Every day brings its bundle of surprises and surprising fears. Every day brings a load of clothes I could swear I have never worn. Out I find different images than in, what I had as a world.

Everything keeps changing… from what? From what I imagine they would become? That’s not what I could call real change: It’s just a becoming – of things as they are.

I like to say become instead of change. Then I can brag I’m always becoming myself, in the many myselves I can be throughout life.

To me, change brings a negative connotation forthwith – it sounds as unwelcome as a reason for a friend’s treason, or a switching off of the radio after an ill-formed popularesque song. Change sounds like forgetting oneself. Change looks like shutting oneself up.

Well, I may not be right, even in my own world.
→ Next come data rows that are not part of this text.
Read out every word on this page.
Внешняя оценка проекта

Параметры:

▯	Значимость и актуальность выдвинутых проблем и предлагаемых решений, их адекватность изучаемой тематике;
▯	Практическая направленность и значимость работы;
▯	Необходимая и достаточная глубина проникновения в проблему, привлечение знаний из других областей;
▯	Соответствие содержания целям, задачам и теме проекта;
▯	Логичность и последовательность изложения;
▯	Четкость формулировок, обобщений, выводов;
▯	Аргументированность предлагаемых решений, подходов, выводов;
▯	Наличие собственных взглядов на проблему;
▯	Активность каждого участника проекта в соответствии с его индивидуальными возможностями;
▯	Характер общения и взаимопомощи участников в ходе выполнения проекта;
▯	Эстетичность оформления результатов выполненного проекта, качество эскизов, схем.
In fact, what change I do not caress is the unaccepted, refused, fought-against type of change. But change could not care less of my resistance, and keeps rolling on me whatever.

That’s where I « gotta roll with it » – to paraphrase a once-not-so-popular pop song – and on it, through it, in it. Change is a surfing dough from which I’ll become. Hmm, I mean, I become. Cause I am already.

Guess who’s coming to dinner tonight? A surprise, a surprise me. I’m all ready for the fear of this everbecoming lady.

Sometimes an unexpected change of setting may bring in the most welcome guests.